Devant un délabrement dentaire important, l’approche thérapeutique doit d’abord se focaliser sur la suppression des tissus cariés (fig. 18, 19, 20, 21, 22 et 23). Ensuite, on doit évaluer la résistance mécanique des structures résiduelles. La présence de limite supra- ou juxtagingivale, donc d’émail périphérique, permet un collage dans de bonnes conditions, et donc oriente vers la restauration partielle collée sur dent pulpée. Le collage permet d’assurer la rétention sans rechercher d’ancrage intraradiculaire.

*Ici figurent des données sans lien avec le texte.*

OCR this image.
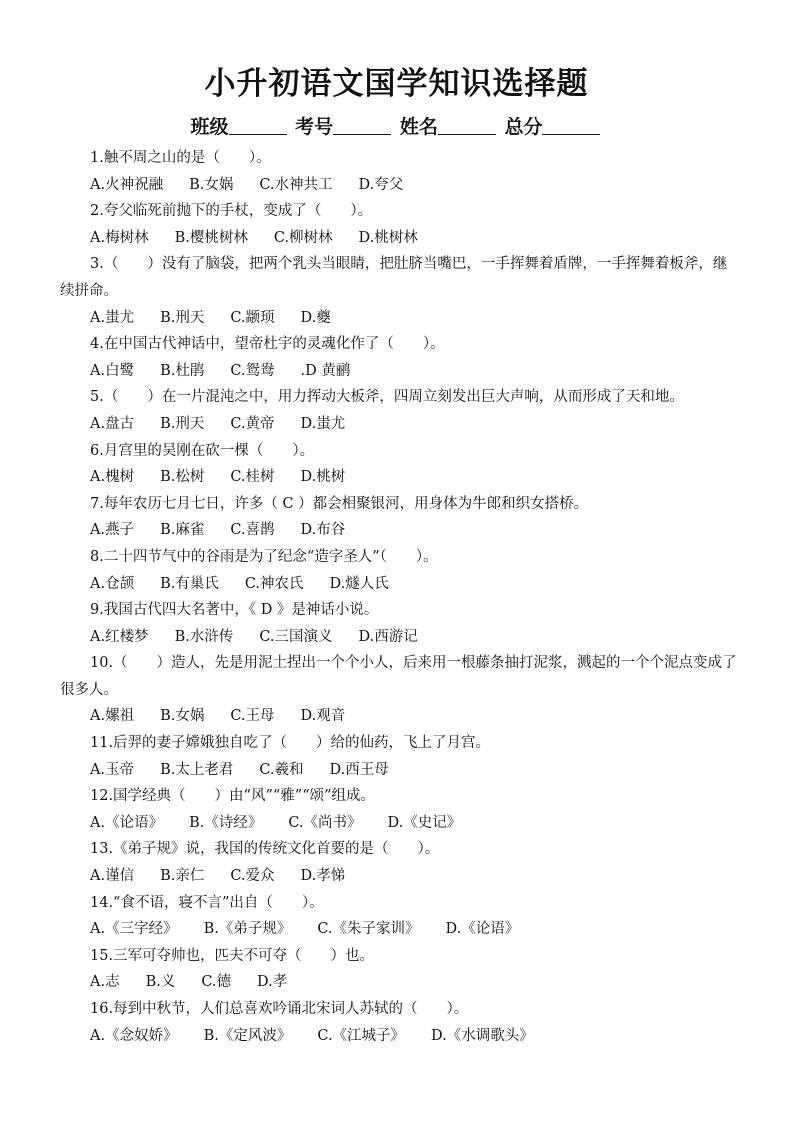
小升初语文国学知识选择题
班级	考号	姓名	总分
1.触不周之山的是（　　）。
A.火神祝融 B.女娲 C.水神共工 D.夸父
2.夸父临死前抛下的手杖，变成了（　　）。
A.梅树林 B.樱桃树林 C.柳树林 D.桃树林
3.（　　）没有了脑袋，把两个乳头当眼睛，把肚脐当嘴巴，一手挥舞着盾牌，一手挥舞着板斧，继续拼命。
A.蚩尤 B.刑天 C.颛顼 D.夔
4.在中国古代神话中，望帝杜宇的灵魂化作了（　　）。
A.白鹭 B.杜鹃 C.鸳鸯 .D 黄鹂
5.（　　）在一片混沌之中，用力挥动大板斧，四周立刻发出巨大声响，从而形成了天和地。
A.盘古 B.刑天 C.黄帝 D.蚩尤
6.月宫里的吴刚在砍一棵（　　）。
A.槐树 B.松树 C.桂树 D.桃树
7.每年农历七月七日，许多（ C ）都会相聚银河，用身体为牛郎和织女搭桥。
A.燕子 B.麻雀 C.喜鹊 D.布谷
8.二十四节气中的谷雨是为了纪念“造字圣人”（　　）。
A.仓颉 B.有巢氏 C.神农氏 D.燧人氏
9.我国古代四大名著中，《 D 》是神话小说。
A.红楼梦 B.水浒传 C.三国演义 D.西游记
10.（　　）造人，先是用泥土捏出一个个小人，后来用一根藤条抽打泥浆，溅起的一个个泥点变成了很多人。
A.嫘祖 B.女娲 C.王母 D.观音
11.后羿的妻子嫦娥独自吃了（　　）给的仙药，飞上了月宫。
A.玉帝 B.太上老君 C.羲和 D.西王母
12.国学经典（　　）由“风”“雅”“颂”组成。
A.《论语》 B.《诗经》 C.《尚书》 D.《史记》
13.《弟子规》说，我国的传统文化首要的是（　　）。
A.谨信 B.亲仁 C.爱众 D.孝悌
14.“食不语，寝不言”出自（　　）。
A.《三字经》 B.《弟子规》 C.《朱子家训》 D.《论语》
15.三军可夺帅也，匹夫不可夺（　　）也。
A.志 B.义 C.德 D.孝
16.每到中秋节，人们总喜欢吟诵北宋词人苏轼的（　　）。
A.《念奴娇》 B.《定风波》 C.《江城子》 D.《水调歌头》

La réalisation d’une couche d’adhésif protège la pulpe efficacement, et la céramique collée joue parfaitement le rôle de substitut amélaire.

Conclusion

L’adhésion dentaire est aujourd’hui une technique efficace et sûre. De leur côté, les céramiques ont évolué pour atteindre aujourd’hui l’âge de maturité. L’adhésion permet aujourd’hui de faire évoluer les concepts de préparation. Si celle-ci doit toujours assurer la stabilisation de l’élément prothétique, elle doit se limiter autant que possible aux tissus dentaires perdus, et aux exigences mécaniques du matériau de restauration. Il est possible avec les céramiques mordançables d’obtenir des valeurs d’adhérence égalant celles obtenues sur l’émail. La cohésion entre céramique et tissus dentaires est alors très forte. Cependant, il convient d’être prudent devant la multitude de systèmes disponibles pour le praticien. En effet, les adhésifs automordançants, s’ils simplifient la mise en œuvre, ne permettent pas d’obtenir une adhésion maximale. Par ailleurs, les céramiques alumineuses et la zircone sont difficiles à coller. Il convient donc de bien connaître les matériaux utilisés afin d’assurer la meilleure pérennité prothétique.

La restauration partielle collée est le chaînon manquant entre le soin conservateur et la prothèse périphérique conventionnelle. En préservant la vitalité pulpaire et les tissus sains de la dent, les onlays et les facettes retardent le recours à la dépulpation et le besoin d’un ancrage radiculaire. Le résultat esthétique et biologique est meilleur ; le pronostic pour la dent sur l’arcade est meilleur.